Business Costs & Regulation

Hold Soda Makers to Account for Health Woes?

A strong case can be made that it’s unethical for companies to target the very customers who shouldn’t be heavy consumers of a given product.

Question: I hear that Coca-Cola is being sued for allegedly using deceptive advertising that targets children and racial minorities and fails to acknowledge the risks of sugar consumption. The complaints are modeled on successful suits against tobacco companies. What do you think about this?

Answer:

This illustrates a dilemma I’ve sometimes noted in this column: the difference between unethical conduct and illegal conduct. A strong case can be made that it’s unethical for companies to target the very customers who shouldn’t be heavy consumers of a given product or service: children and high-sugar cereals, soft drinks and candy; college students and booze; elderly people and casino gambling.

Especially suspect, morally, are ad campaigns and special promotions that are created specifically to appeal to the target audience, such as kid-friendly ads on Saturday morning TV, beer commercials that glamorize hard partying by young adults, big-bottle discounts at inner-city convenience stores, free shuttles that bring senior citizens to casinos, and soft-drink-only vending machines in schools.

But in defense of the marketers, let’s acknowledge that all of these products are legal, and none is dangerous to your health when consumed in moderation. Sugary foods marketed to children, for example, can be a pleasant occasional treat, and after all, aren’t they usually purchased for the kids by their parents?

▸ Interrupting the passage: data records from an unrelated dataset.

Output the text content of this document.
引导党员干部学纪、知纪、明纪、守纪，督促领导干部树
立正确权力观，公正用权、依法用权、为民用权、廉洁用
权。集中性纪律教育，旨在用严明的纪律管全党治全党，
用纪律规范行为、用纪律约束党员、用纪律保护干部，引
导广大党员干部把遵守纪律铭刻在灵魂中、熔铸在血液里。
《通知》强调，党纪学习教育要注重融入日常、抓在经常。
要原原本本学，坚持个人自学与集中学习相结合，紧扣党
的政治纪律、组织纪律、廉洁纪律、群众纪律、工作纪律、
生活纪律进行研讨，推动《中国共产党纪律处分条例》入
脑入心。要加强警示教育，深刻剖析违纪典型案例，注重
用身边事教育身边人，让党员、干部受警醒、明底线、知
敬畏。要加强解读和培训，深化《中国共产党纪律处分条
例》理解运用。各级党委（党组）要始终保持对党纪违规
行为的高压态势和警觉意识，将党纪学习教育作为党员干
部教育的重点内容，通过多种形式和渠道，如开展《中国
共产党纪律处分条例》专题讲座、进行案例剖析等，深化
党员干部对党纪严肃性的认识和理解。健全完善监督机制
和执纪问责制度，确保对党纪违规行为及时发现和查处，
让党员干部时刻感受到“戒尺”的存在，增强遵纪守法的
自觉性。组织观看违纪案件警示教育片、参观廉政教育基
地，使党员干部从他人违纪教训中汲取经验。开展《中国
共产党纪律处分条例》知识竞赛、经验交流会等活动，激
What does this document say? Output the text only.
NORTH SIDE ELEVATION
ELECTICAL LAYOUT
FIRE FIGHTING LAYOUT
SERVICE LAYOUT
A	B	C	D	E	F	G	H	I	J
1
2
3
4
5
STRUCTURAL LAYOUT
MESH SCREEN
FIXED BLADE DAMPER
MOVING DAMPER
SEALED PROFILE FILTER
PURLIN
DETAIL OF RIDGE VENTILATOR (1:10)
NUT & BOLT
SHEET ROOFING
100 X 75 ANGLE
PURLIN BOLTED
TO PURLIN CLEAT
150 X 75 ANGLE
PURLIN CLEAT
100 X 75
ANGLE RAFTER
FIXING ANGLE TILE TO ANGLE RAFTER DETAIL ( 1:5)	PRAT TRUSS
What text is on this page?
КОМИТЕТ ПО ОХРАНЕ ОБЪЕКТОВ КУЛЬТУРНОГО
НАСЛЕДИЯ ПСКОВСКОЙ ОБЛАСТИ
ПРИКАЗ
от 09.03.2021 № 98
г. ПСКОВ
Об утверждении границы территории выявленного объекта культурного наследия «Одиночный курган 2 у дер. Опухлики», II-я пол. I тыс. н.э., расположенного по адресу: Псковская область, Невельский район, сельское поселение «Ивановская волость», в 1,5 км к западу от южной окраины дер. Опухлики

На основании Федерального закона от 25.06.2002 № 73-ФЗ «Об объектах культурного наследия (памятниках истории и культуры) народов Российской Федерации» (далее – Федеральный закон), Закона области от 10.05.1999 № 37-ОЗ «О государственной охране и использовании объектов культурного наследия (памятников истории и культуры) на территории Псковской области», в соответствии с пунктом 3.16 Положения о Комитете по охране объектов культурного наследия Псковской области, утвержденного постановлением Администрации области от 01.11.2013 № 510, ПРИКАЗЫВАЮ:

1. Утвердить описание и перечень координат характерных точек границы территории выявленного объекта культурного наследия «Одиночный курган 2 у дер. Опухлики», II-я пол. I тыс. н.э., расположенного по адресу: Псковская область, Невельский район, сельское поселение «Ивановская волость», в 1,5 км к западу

So the parallel between the soft-drink suits and the tobacco suits is flawed. There is no level of tobacco consumption that is safe, and the cigarette companies knew this for years before the U.S. government forced them to put warning labels on the packs and states sued them for health care costs.

Shouldn’t all of us know by now that excessive consumption of sugar contributes to the obesity and diabetes crises in America? And that a high-fat, high-calorie diet of fast food is harmful too?

Surely we should, but that doesn’t mean the government should ban or heavily tax these foods, force beverage companies to reduce the size of soft-drink bottles, or encourage lawsuits against the makers. Whatever happened to individual responsibility for one’s health?